Оказавшись на грубо сколоченных нарах, в продуваемом всеми ветрами хлеву, за колючей проволокой, не понимая, доживет ли он здесь до завтра, Дробот, тем не менее, невольно улыбнулся своему вынесенному из детства воспоминанию. И желанию не простудиться, чтобы не огорчить маму.
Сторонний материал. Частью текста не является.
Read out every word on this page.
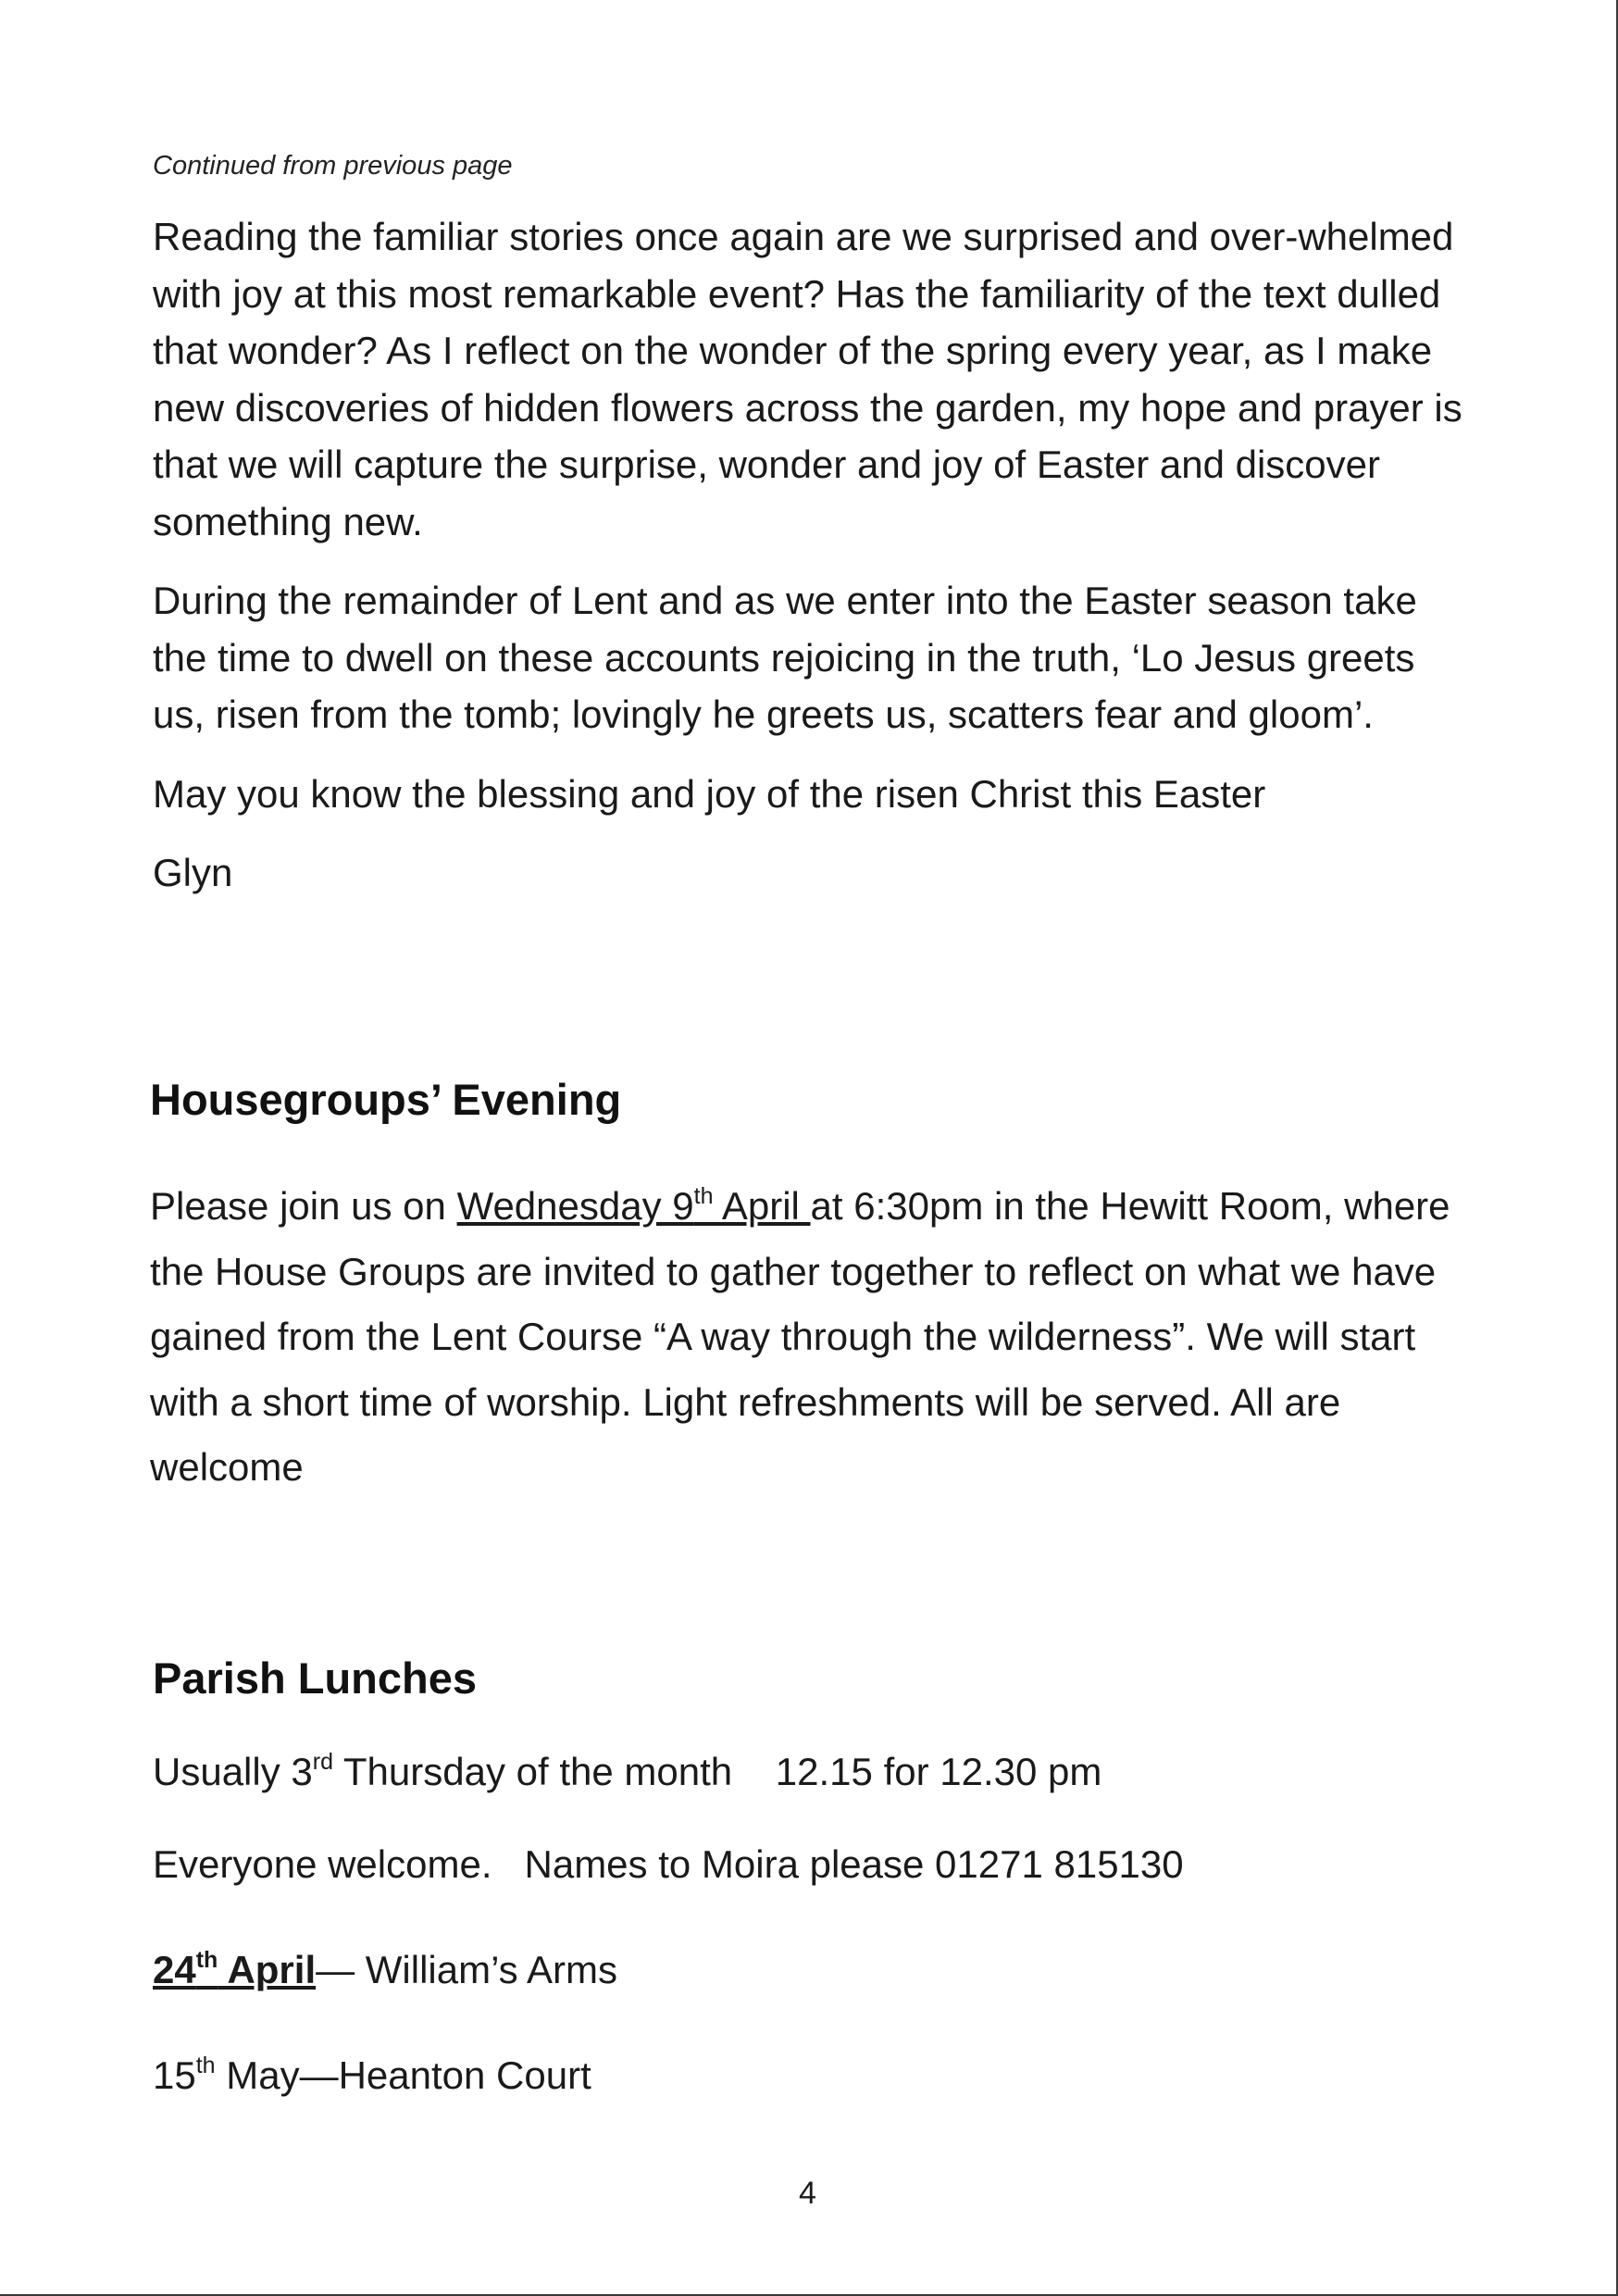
Continued from previous page

Reading the familiar stories once again are we surprised and over-whelmed with joy at this most remarkable event? Has the familiarity of the text dulled that wonder? As I reflect on the wonder of the spring every year, as I make new discoveries of hidden flowers across the garden, my hope and prayer is that we will capture the surprise, wonder and joy of Easter and discover something new.

During the remainder of Lent and as we enter into the Easter season take the time to dwell on these accounts rejoicing in the truth, ‘Lo Jesus greets us, risen from the tomb; lovingly he greets us, scatters fear and gloom’.

May you know the blessing and joy of the risen Christ this Easter

Glyn

Housegroups’ Evening

Please join us on Wednesday 9th April at 6:30pm in the Hewitt Room, where the House Groups are invited to gather together to reflect on what we have gained from the Lent Course “A way through the wilderness”. We will start with a short time of worship. Light refreshments will be served. All are welcome

Parish Lunches
Usually 3rd Thursday of the month    12.15 for 12.30 pm
Everyone welcome.   Names to Moira please 01271 815130
24th April— William’s Arms
15th May—Heanton Court
4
Старший лейтенант Николай Дерябин устроился рядом. Не потому, что решил держаться вместе с рядовым Дроботом, хотя они служили в одном батальоне. Просто когда двенадцать пленных вошли в хлев, превращенный в угрюмый лагерный барак, особо выбирать было не из чего. Нары тянулись вдоль стен сплошным рядом, оставляя между собой только узкий, не больше полутора метров в ширину, проход. В разных местах зияли пустотой свободные участки нар. Когда Роман машинально полез на ближайшие, попросив тех, кто сидел там, подвинуться, Дерябин двинулся следом – не захотел идти вглубь хлева. Но Дробота не отпускала мысль: особист и здесь продолжает его конвоировать, не желая отдавать себе отчет, что оба они теперь в равном положении.
И на одинаковом расстоянии от смерти.
…Рядового Дробота должны были судить и расстрелять.
Такой приговор пророчил ему начальник особого отдела батальона майор Никодимов. Хотя мог быть и другой вариант: штрафная рота, где сержант должен смыть вину кровью. Или, скорее всего, погибнуть в бою – Роман знал, что штрафников бросали на опасные участки фронта первыми, зачастую не выдавая оружия. Те отчаянно шли врукопашную, рвали немцев руками и зубами, получая больше шансов выжить, чем оставшись в траншее, – в спины штрафников смотрели безжалостные пулеметы, и этого тоже никто не скрывал. Потому остаться в живых Роману Дроботу в обозримом будущем не светило. Ругая себя последними словами за неподходящие мысли, он все-таки вынужденно признавал закон вывихнутой логики военного времени: плен на какое-то время нарушил планы военного трибунала и продлил ему жизнь.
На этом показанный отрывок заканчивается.